Monday 1 July 2013

Iowa blowing Nebraska away on wind power

journalstar.com
11 May 2013

t's a touchy subject among Nebraskans invested in or watching the development of renewable sources of energy. Nebraska has more potential to turn wind into power, but Iowa's doing it to a vastly greater degree.

Last week, a unit of MidAmerican Energy Holdings Co., owned by Warren Buffett's Berkshire Hathaway in Omaha, said it plans to invest $1.9 billion to build wind farms in Iowa that would increase its wind generating capacity in the state by about half.

MidAmerican Energy Co., Iowa's largest utility, plans to build as much as 1,050 MWs of new wind power plants in the state, adding to about 2,285 MWs of projects that it already owns and operates. The Sierra Club has criticised Nebraska's public power industry for not getting more wind power going.

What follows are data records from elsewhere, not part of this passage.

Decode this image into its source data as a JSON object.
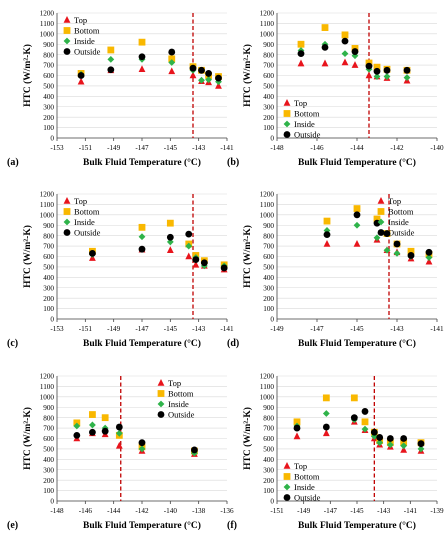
{
  "colors": {
    "top": "#e8141c",
    "bottom": "#f9b800",
    "inside": "#2fb34a",
    "outside": "#000000",
    "threshold_line": "#c00000",
    "axes": "#444444",
    "grid": "#d9d9d9"
  },
  "legend": [
    "Top",
    "Bottom",
    "Inside",
    "Outside"
  ],
  "chart_data": [
    {
      "type": "scatter",
      "panel_label": "(a)",
      "xlabel": "Bulk Fluid Temperature (°C)",
      "ylabel": "HTC (W/m²-K)",
      "xlim": [
        -153,
        -141
      ],
      "ylim": [
        0,
        1200
      ],
      "x_ticks": [
        -153,
        -151,
        -149,
        -147,
        -145,
        -143,
        -141
      ],
      "y_ticks": [
        0,
        100,
        200,
        300,
        400,
        500,
        600,
        700,
        800,
        900,
        1000,
        1100,
        1200
      ],
      "grid": true,
      "vline_x": -143.4,
      "legend_position": "top-left",
      "series": [
        {
          "name": "Top",
          "marker": "triangle",
          "points": [
            [
              -151.3,
              540
            ],
            [
              -149.2,
              650
            ],
            [
              -147.0,
              660
            ],
            [
              -144.9,
              640
            ],
            [
              -143.4,
              600
            ],
            [
              -142.8,
              545
            ],
            [
              -142.3,
              535
            ],
            [
              -141.6,
              500
            ]
          ]
        },
        {
          "name": "Bottom",
          "marker": "square",
          "points": [
            [
              -151.3,
              620
            ],
            [
              -149.2,
              845
            ],
            [
              -147.0,
              920
            ],
            [
              -144.9,
              760
            ],
            [
              -143.4,
              685
            ],
            [
              -142.8,
              650
            ],
            [
              -142.3,
              600
            ],
            [
              -141.6,
              590
            ]
          ]
        },
        {
          "name": "Inside",
          "marker": "diamond",
          "points": [
            [
              -151.3,
              610
            ],
            [
              -149.2,
              755
            ],
            [
              -147.0,
              755
            ],
            [
              -144.9,
              725
            ],
            [
              -143.4,
              650
            ],
            [
              -142.8,
              555
            ],
            [
              -142.3,
              560
            ],
            [
              -141.6,
              540
            ]
          ]
        },
        {
          "name": "Outside",
          "marker": "circle",
          "points": [
            [
              -151.3,
              600
            ],
            [
              -149.2,
              655
            ],
            [
              -147.0,
              780
            ],
            [
              -144.9,
              825
            ],
            [
              -143.4,
              670
            ],
            [
              -142.8,
              650
            ],
            [
              -142.3,
              620
            ],
            [
              -141.6,
              575
            ]
          ]
        }
      ]
    },
    {
      "type": "scatter",
      "panel_label": "(b)",
      "xlabel": "Bulk Fluid Temperature (°C)",
      "ylabel": "HTC (W/m²-K)",
      "xlim": [
        -148,
        -140
      ],
      "ylim": [
        0,
        1200
      ],
      "x_ticks": [
        -148,
        -146,
        -144,
        -142,
        -140
      ],
      "y_ticks": [
        0,
        100,
        200,
        300,
        400,
        500,
        600,
        700,
        800,
        900,
        1000,
        1100,
        1200
      ],
      "grid": true,
      "vline_x": -143.4,
      "legend_position": "left",
      "series": [
        {
          "name": "Top",
          "marker": "triangle",
          "points": [
            [
              -146.8,
              715
            ],
            [
              -145.6,
              715
            ],
            [
              -144.6,
              725
            ],
            [
              -144.1,
              700
            ],
            [
              -143.4,
              600
            ],
            [
              -143.0,
              590
            ],
            [
              -142.5,
              575
            ],
            [
              -141.5,
              550
            ]
          ]
        },
        {
          "name": "Bottom",
          "marker": "square",
          "points": [
            [
              -146.8,
              900
            ],
            [
              -145.6,
              1060
            ],
            [
              -144.6,
              990
            ],
            [
              -144.1,
              860
            ],
            [
              -143.4,
              720
            ],
            [
              -143.0,
              680
            ],
            [
              -142.5,
              660
            ],
            [
              -141.5,
              650
            ]
          ]
        },
        {
          "name": "Inside",
          "marker": "diamond",
          "points": [
            [
              -146.8,
              840
            ],
            [
              -145.6,
              900
            ],
            [
              -144.6,
              810
            ],
            [
              -144.1,
              790
            ],
            [
              -143.4,
              660
            ],
            [
              -143.0,
              590
            ],
            [
              -142.5,
              590
            ],
            [
              -141.5,
              580
            ]
          ]
        },
        {
          "name": "Outside",
          "marker": "circle",
          "points": [
            [
              -146.8,
              810
            ],
            [
              -145.6,
              870
            ],
            [
              -144.6,
              930
            ],
            [
              -144.1,
              830
            ],
            [
              -143.4,
              690
            ],
            [
              -143.0,
              640
            ],
            [
              -142.5,
              650
            ],
            [
              -141.5,
              650
            ]
          ]
        }
      ]
    },
    {
      "type": "scatter",
      "panel_label": "(c)",
      "xlabel": "Bulk Fluid Temperature (°C)",
      "ylabel": "HTC (W/m²-K)",
      "xlim": [
        -153,
        -141
      ],
      "ylim": [
        0,
        1200
      ],
      "x_ticks": [
        -153,
        -151,
        -149,
        -147,
        -145,
        -143,
        -141
      ],
      "y_ticks": [
        0,
        100,
        200,
        300,
        400,
        500,
        600,
        700,
        800,
        900,
        1000,
        1100,
        1200
      ],
      "grid": true,
      "vline_x": -143.4,
      "legend_position": "top-left",
      "series": [
        {
          "name": "Top",
          "marker": "triangle",
          "points": [
            [
              -150.5,
              585
            ],
            [
              -147.0,
              665
            ],
            [
              -145.0,
              660
            ],
            [
              -143.7,
              600
            ],
            [
              -143.2,
              520
            ],
            [
              -142.6,
              510
            ],
            [
              -141.2,
              475
            ]
          ]
        },
        {
          "name": "Bottom",
          "marker": "square",
          "points": [
            [
              -150.5,
              650
            ],
            [
              -147.0,
              880
            ],
            [
              -145.0,
              920
            ],
            [
              -143.7,
              720
            ],
            [
              -143.2,
              610
            ],
            [
              -142.6,
              560
            ],
            [
              -141.2,
              520
            ]
          ]
        },
        {
          "name": "Inside",
          "marker": "diamond",
          "points": [
            [
              -150.5,
              620
            ],
            [
              -147.0,
              790
            ],
            [
              -145.0,
              740
            ],
            [
              -143.7,
              700
            ],
            [
              -143.2,
              590
            ],
            [
              -142.6,
              510
            ],
            [
              -141.2,
              510
            ]
          ]
        },
        {
          "name": "Outside",
          "marker": "circle",
          "points": [
            [
              -150.5,
              630
            ],
            [
              -147.0,
              670
            ],
            [
              -145.0,
              785
            ],
            [
              -143.7,
              815
            ],
            [
              -143.2,
              570
            ],
            [
              -142.6,
              540
            ],
            [
              -141.2,
              490
            ]
          ]
        }
      ]
    },
    {
      "type": "scatter",
      "panel_label": "(d)",
      "xlabel": "Bulk Fluid Temperature (°C)",
      "ylabel": "HTC (W/m²-K)",
      "xlim": [
        -149,
        -141
      ],
      "ylim": [
        0,
        1200
      ],
      "x_ticks": [
        -149,
        -147,
        -145,
        -143,
        -141
      ],
      "y_ticks": [
        0,
        100,
        200,
        300,
        400,
        500,
        600,
        700,
        800,
        900,
        1000,
        1100,
        1200
      ],
      "grid": true,
      "vline_x": -143.4,
      "legend_position": "top-right",
      "series": [
        {
          "name": "Top",
          "marker": "triangle",
          "points": [
            [
              -146.5,
              720
            ],
            [
              -145.0,
              720
            ],
            [
              -144.0,
              760
            ],
            [
              -143.5,
              660
            ],
            [
              -143.0,
              640
            ],
            [
              -142.3,
              580
            ],
            [
              -141.4,
              550
            ]
          ]
        },
        {
          "name": "Bottom",
          "marker": "square",
          "points": [
            [
              -146.5,
              940
            ],
            [
              -145.0,
              1060
            ],
            [
              -144.0,
              960
            ],
            [
              -143.5,
              820
            ],
            [
              -143.0,
              720
            ],
            [
              -142.3,
              650
            ],
            [
              -141.4,
              620
            ]
          ]
        },
        {
          "name": "Inside",
          "marker": "diamond",
          "points": [
            [
              -146.5,
              850
            ],
            [
              -145.0,
              900
            ],
            [
              -144.0,
              780
            ],
            [
              -143.5,
              660
            ],
            [
              -143.0,
              630
            ],
            [
              -142.3,
              600
            ],
            [
              -141.4,
              590
            ]
          ]
        },
        {
          "name": "Outside",
          "marker": "circle",
          "points": [
            [
              -146.5,
              810
            ],
            [
              -145.0,
              1000
            ],
            [
              -144.0,
              920
            ],
            [
              -143.5,
              820
            ],
            [
              -143.0,
              720
            ],
            [
              -142.3,
              610
            ],
            [
              -141.4,
              640
            ]
          ]
        }
      ]
    },
    {
      "type": "scatter",
      "panel_label": "(e)",
      "xlabel": "Bulk Fluid Temperature (°C)",
      "ylabel": "HTC (W/m²-K)",
      "xlim": [
        -148,
        -136
      ],
      "ylim": [
        0,
        1200
      ],
      "x_ticks": [
        -148,
        -146,
        -144,
        -142,
        -140,
        -138,
        -136
      ],
      "y_ticks": [
        0,
        100,
        200,
        300,
        400,
        500,
        600,
        700,
        800,
        900,
        1000,
        1100,
        1200
      ],
      "grid": true,
      "vline_x": -143.5,
      "legend_position": "top-right",
      "series": [
        {
          "name": "Top",
          "marker": "triangle",
          "points": [
            [
              -146.6,
              600
            ],
            [
              -145.5,
              650
            ],
            [
              -144.6,
              640
            ],
            [
              -143.6,
              530
            ],
            [
              -142.0,
              480
            ],
            [
              -138.3,
              450
            ]
          ]
        },
        {
          "name": "Bottom",
          "marker": "square",
          "points": [
            [
              -146.6,
              750
            ],
            [
              -145.5,
              830
            ],
            [
              -144.6,
              800
            ],
            [
              -143.6,
              630
            ],
            [
              -142.0,
              520
            ],
            [
              -138.3,
              480
            ]
          ]
        },
        {
          "name": "Inside",
          "marker": "diamond",
          "points": [
            [
              -146.6,
              720
            ],
            [
              -145.5,
              730
            ],
            [
              -144.6,
              700
            ],
            [
              -143.6,
              650
            ],
            [
              -142.0,
              500
            ],
            [
              -138.3,
              460
            ]
          ]
        },
        {
          "name": "Outside",
          "marker": "circle",
          "points": [
            [
              -146.6,
              630
            ],
            [
              -145.5,
              660
            ],
            [
              -144.6,
              670
            ],
            [
              -143.6,
              710
            ],
            [
              -142.0,
              560
            ],
            [
              -138.3,
              490
            ]
          ]
        }
      ]
    },
    {
      "type": "scatter",
      "panel_label": "(f)",
      "xlabel": "Bulk Fluid Temperature (°C)",
      "ylabel": "HTC (W/m²-K)",
      "xlim": [
        -151,
        -139
      ],
      "ylim": [
        0,
        1200
      ],
      "x_ticks": [
        -151,
        -149,
        -147,
        -145,
        -143,
        -141,
        -139
      ],
      "y_ticks": [
        0,
        100,
        200,
        300,
        400,
        500,
        600,
        700,
        800,
        900,
        1000,
        1100,
        1200
      ],
      "grid": true,
      "vline_x": -143.7,
      "legend_position": "left",
      "series": [
        {
          "name": "Top",
          "marker": "triangle",
          "points": [
            [
              -149.5,
              620
            ],
            [
              -147.3,
              650
            ],
            [
              -145.2,
              760
            ],
            [
              -144.4,
              680
            ],
            [
              -143.7,
              600
            ],
            [
              -143.3,
              540
            ],
            [
              -142.5,
              520
            ],
            [
              -141.5,
              490
            ],
            [
              -140.2,
              480
            ]
          ]
        },
        {
          "name": "Bottom",
          "marker": "square",
          "points": [
            [
              -149.5,
              760
            ],
            [
              -147.3,
              990
            ],
            [
              -145.2,
              990
            ],
            [
              -144.4,
              760
            ],
            [
              -143.7,
              660
            ],
            [
              -143.3,
              580
            ],
            [
              -142.5,
              560
            ],
            [
              -141.5,
              560
            ],
            [
              -140.2,
              560
            ]
          ]
        },
        {
          "name": "Inside",
          "marker": "diamond",
          "points": [
            [
              -149.5,
              720
            ],
            [
              -147.3,
              840
            ],
            [
              -145.2,
              780
            ],
            [
              -144.4,
              690
            ],
            [
              -143.7,
              620
            ],
            [
              -143.3,
              560
            ],
            [
              -142.5,
              540
            ],
            [
              -141.5,
              530
            ],
            [
              -140.2,
              500
            ]
          ]
        },
        {
          "name": "Outside",
          "marker": "circle",
          "points": [
            [
              -149.5,
              700
            ],
            [
              -147.3,
              710
            ],
            [
              -145.2,
              800
            ],
            [
              -144.4,
              860
            ],
            [
              -143.7,
              660
            ],
            [
              -143.3,
              610
            ],
            [
              -142.5,
              600
            ],
            [
              -141.5,
              600
            ],
            [
              -140.2,
              550
            ]
          ]
        }
      ]
    }
  ]
}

The state's public power utilities say one reason they're behind is because they're limited by federal law, which offers federal production tax credits to private companies only. So public power districts can only hope to encourage a private company to build a wind farm and then buy the power. Another reason, though, is the difference in state-level incentives.

Iowa's are all over the map and include more aggressive renewable requirements, not just incentives. Nebraska's incentives are barely there and haven't worked well, and a couple of amendments are pending in the Nebraska Legislature right now. MidAmerican, based in Des Moines, Iowa, says it is the largest U.S, owner of wind generation capacity among rate-regulated utilities.

Iowa ranks third among states with the most wind generating power, with 4,536 MWs of installed capacity, behind Texas and California, according to the American Wind Energy Association. Nebraska is halfway down the list of states with more than 400 MWs, which is expected to double over the next 18 months as $600 million in wind power investment is spent.